PIZENOUS WINDIES

There was just enough light left in the sky to reveal the bedded herd. The first night-shift had gone on. One could see the riders silhouetted against the sky as they rode around the cattle quieting them with the crooning melodies of Bury Me Not on the Lone Prairie and The Trail of ’83.

The men had finished supper. Some had spread their beds and were lying upon them. They had not yet gone through the short ritual of going to bed. Others sat around the campfire. Red Wallace observed that it was time to hit the hay. As he started to the wagon for his bed-roll, he stumbled over a small greasewood bush. A shrill rattle came from underneath. Red jumped back, picking up a stone.

“You dirty rascal!” he exclaimed. “Thought you’d bite me, didn’t you? Of all the nerve. Tryin’ to bite me. You cheeky son-of-a-gun. Wanted to bite me! Take that.” The rock struck the snake squarely on the head.

“A rattlesnake!” exclaimed Lanky, a tenderfoot of the high-school age, whom the boss had taken on the day before, and whom Joe Martin had informally christened Lanky. “I’ve been wishing all afternoon to see one.”

“You’ll git to see all them you want to see if you stay with this outfit, though they ain’t as numerous as they used to be,” answered Red.

“Are they really as poisonous as they have the reputation of being?” asked Lanky.

“Pizenous?” asked Red, seating himself on the bed-roll he had just brought from the wagon. “One of them cut-throats took off three of the best friends I ever had in this world.

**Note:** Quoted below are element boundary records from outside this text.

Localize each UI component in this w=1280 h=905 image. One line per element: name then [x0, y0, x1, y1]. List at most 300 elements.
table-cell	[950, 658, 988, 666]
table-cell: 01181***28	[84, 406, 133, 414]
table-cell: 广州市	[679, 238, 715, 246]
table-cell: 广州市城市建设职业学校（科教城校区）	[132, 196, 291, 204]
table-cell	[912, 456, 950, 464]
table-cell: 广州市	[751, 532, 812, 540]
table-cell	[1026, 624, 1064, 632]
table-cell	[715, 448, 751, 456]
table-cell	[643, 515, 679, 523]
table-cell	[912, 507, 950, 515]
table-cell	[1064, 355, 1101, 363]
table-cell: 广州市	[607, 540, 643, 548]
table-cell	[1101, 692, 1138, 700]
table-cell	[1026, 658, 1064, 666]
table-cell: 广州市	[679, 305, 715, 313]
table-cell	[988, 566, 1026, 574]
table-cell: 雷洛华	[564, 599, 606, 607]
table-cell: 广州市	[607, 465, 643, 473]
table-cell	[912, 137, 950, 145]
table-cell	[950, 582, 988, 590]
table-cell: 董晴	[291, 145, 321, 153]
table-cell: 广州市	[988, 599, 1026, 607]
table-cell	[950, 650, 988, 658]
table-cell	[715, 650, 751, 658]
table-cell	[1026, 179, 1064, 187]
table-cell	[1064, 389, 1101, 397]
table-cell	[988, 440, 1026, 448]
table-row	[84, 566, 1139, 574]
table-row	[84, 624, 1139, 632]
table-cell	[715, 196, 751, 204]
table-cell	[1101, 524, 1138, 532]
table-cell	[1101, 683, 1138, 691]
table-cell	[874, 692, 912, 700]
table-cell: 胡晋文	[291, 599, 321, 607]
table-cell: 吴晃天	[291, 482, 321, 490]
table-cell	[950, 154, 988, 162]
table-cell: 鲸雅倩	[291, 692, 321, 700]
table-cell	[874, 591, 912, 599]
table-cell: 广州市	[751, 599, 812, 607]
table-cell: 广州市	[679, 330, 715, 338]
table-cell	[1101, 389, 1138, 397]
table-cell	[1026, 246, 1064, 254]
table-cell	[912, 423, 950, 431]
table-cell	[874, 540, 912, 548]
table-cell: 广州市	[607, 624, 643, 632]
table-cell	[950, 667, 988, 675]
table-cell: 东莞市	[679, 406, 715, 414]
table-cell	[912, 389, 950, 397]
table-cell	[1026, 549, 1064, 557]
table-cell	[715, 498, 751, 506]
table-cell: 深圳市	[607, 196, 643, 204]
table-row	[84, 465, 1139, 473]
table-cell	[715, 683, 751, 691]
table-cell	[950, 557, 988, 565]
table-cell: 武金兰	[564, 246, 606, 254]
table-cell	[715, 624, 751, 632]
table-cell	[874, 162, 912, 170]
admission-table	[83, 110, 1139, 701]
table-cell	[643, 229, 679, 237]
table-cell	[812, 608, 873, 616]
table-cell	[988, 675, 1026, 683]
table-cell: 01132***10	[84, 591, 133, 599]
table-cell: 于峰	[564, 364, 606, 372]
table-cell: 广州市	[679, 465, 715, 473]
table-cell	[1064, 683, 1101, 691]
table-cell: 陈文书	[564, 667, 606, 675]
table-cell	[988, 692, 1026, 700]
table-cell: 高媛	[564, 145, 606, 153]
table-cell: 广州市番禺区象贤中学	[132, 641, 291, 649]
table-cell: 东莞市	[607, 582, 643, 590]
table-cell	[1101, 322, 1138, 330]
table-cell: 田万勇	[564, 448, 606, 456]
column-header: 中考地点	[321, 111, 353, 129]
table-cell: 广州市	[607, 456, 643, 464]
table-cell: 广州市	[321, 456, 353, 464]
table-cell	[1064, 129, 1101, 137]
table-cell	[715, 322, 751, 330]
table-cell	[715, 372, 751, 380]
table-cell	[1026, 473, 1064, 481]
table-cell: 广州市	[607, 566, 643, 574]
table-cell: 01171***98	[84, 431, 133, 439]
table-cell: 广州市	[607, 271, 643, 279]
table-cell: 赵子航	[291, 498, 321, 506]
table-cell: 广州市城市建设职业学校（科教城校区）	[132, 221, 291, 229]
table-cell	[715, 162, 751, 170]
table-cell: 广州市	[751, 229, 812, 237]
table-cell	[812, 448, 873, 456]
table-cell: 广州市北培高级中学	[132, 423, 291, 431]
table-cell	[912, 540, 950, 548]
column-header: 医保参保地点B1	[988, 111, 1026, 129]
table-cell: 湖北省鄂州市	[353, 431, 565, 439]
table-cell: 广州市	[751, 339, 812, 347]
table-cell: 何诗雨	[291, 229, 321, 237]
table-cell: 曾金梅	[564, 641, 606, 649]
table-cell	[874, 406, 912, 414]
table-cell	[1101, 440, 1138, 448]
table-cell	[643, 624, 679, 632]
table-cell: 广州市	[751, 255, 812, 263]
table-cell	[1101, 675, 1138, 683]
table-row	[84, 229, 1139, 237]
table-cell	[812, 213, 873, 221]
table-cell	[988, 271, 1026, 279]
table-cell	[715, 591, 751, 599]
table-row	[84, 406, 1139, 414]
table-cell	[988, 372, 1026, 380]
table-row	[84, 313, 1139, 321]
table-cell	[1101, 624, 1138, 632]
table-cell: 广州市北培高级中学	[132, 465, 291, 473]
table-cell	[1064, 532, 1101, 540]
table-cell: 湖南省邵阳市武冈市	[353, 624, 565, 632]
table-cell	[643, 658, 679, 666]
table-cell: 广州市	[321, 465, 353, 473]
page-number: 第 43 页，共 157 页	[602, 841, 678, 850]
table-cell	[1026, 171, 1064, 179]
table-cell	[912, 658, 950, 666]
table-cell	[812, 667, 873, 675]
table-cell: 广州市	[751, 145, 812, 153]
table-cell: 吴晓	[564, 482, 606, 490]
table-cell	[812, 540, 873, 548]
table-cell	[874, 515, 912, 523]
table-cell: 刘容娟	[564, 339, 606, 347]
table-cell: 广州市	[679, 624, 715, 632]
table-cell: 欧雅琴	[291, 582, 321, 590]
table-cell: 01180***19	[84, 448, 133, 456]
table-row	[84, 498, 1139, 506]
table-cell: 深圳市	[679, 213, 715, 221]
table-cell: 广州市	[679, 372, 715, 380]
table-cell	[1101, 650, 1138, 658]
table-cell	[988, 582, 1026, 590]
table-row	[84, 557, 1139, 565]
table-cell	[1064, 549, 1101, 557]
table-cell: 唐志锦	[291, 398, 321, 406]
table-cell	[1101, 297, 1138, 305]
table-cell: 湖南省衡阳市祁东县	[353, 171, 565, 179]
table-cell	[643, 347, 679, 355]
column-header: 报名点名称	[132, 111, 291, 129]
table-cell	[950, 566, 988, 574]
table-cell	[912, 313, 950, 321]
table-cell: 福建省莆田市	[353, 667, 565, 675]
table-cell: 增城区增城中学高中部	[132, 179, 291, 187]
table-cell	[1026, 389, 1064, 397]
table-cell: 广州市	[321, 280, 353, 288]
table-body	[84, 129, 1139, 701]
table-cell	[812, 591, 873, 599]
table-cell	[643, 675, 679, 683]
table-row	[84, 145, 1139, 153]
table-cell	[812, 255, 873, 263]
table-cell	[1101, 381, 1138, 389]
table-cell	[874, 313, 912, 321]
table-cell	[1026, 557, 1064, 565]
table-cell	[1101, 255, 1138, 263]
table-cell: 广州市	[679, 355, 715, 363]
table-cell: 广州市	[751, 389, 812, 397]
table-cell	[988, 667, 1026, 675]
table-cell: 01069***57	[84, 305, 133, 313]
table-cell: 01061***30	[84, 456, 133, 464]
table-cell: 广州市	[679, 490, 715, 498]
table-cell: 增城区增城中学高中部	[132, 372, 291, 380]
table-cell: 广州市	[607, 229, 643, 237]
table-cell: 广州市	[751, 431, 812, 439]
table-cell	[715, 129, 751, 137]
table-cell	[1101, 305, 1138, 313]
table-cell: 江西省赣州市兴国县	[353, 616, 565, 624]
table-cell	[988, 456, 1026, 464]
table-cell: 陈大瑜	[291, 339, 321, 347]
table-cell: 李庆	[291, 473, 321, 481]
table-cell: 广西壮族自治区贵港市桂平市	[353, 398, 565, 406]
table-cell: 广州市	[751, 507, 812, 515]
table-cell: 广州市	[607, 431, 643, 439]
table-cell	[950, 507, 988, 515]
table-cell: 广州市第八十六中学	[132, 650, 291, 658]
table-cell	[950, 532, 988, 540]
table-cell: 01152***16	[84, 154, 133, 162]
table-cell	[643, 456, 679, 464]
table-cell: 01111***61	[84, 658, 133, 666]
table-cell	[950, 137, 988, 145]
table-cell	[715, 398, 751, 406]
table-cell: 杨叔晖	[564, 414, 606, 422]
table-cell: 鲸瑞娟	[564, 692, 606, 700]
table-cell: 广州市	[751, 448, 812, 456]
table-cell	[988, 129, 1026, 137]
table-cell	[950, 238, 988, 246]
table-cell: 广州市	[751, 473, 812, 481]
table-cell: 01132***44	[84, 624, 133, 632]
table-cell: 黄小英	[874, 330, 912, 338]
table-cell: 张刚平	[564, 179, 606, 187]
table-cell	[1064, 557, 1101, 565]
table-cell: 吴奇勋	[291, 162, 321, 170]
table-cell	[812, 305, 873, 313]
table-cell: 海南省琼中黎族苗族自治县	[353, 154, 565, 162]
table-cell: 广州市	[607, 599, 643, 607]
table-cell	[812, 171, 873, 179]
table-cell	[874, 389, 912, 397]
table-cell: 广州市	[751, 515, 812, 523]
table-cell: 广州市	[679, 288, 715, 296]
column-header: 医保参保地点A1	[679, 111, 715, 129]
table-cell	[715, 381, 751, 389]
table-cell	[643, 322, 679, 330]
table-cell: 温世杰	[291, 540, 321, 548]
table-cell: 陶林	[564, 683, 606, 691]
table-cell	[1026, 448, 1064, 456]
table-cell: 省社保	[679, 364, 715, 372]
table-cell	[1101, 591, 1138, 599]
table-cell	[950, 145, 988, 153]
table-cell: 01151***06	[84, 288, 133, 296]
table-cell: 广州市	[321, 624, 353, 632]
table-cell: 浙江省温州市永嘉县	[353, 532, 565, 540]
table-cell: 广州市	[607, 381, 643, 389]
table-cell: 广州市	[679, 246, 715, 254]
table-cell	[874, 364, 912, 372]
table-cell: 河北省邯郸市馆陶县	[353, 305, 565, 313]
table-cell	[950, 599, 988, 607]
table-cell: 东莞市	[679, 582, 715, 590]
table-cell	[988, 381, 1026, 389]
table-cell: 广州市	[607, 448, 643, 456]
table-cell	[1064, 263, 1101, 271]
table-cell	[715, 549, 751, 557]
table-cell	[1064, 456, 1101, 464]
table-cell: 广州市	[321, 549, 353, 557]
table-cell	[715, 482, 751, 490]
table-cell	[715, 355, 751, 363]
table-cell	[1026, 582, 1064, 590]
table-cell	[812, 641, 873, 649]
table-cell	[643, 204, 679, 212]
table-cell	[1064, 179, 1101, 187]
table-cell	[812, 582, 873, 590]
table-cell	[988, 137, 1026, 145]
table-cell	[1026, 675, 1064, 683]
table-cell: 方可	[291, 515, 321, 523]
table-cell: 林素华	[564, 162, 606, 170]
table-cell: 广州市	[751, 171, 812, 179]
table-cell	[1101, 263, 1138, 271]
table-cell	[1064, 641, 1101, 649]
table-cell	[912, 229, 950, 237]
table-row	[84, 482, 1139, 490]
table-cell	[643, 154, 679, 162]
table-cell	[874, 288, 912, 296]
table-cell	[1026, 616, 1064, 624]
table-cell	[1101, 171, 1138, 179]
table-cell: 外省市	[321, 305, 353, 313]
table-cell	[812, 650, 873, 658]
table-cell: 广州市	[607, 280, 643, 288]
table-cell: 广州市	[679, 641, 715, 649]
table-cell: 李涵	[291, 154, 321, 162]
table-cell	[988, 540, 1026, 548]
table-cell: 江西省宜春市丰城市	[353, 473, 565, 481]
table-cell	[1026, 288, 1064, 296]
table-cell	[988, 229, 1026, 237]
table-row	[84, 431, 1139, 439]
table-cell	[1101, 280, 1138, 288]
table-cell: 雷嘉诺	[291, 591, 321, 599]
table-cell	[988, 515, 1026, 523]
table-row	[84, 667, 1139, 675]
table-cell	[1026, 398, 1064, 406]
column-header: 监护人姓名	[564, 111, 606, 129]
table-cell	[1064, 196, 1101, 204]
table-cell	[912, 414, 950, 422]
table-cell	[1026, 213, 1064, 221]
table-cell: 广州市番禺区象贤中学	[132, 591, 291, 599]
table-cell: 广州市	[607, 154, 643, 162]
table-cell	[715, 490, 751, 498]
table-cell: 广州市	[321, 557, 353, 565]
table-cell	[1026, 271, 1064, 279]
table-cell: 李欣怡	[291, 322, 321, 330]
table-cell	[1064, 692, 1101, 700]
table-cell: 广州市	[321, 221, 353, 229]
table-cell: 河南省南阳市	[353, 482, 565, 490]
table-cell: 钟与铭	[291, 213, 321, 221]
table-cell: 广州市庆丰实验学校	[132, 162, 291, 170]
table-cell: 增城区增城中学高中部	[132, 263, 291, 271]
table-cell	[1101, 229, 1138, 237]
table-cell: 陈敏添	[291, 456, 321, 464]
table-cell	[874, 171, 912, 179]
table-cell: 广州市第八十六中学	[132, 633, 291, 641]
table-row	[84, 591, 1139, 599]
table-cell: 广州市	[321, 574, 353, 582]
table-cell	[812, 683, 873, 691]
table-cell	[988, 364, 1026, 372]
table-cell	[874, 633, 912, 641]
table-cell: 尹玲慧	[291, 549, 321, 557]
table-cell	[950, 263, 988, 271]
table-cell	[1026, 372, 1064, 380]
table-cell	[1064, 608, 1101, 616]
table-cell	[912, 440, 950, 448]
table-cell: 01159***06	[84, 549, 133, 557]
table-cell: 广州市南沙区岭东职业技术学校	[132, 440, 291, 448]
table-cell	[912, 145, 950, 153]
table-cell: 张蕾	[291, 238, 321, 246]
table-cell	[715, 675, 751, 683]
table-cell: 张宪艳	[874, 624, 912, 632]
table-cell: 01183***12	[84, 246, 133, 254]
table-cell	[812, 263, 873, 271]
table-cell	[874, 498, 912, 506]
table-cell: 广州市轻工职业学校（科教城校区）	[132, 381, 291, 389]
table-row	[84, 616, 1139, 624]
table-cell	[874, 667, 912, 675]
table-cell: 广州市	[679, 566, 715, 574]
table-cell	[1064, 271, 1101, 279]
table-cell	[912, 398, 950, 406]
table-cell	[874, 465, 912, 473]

“You see it was like this. Poker Bill was out ridin’ fence. He gits down to nail up a loose wire, and one of these reptiles nabs him by the heel. Bill grabs him by the tail and jist naturally flails the everlastin’ stuffin’ out of him on the fence post. Then Bill takes off his boot and looks at his heel. The fang ain’t teched the skin; so he puts back on his boot and goes on his way, thinkin’ nothin’ of it. About a week afterwards Bill gits a sore heel. He comes in one day at dinner and tells the boss he can’t work that evenin’ and he lays down on his bunk and we goes off and leaves him. When we comes in at night, there lays pore Bill a corpse.

“He must have knowed he was goin’ to die, ’cause there on a piece of paper was his will all wrote out. It says, ‘My saddle to Red, my bridle to Pete, and my boots to Ed.’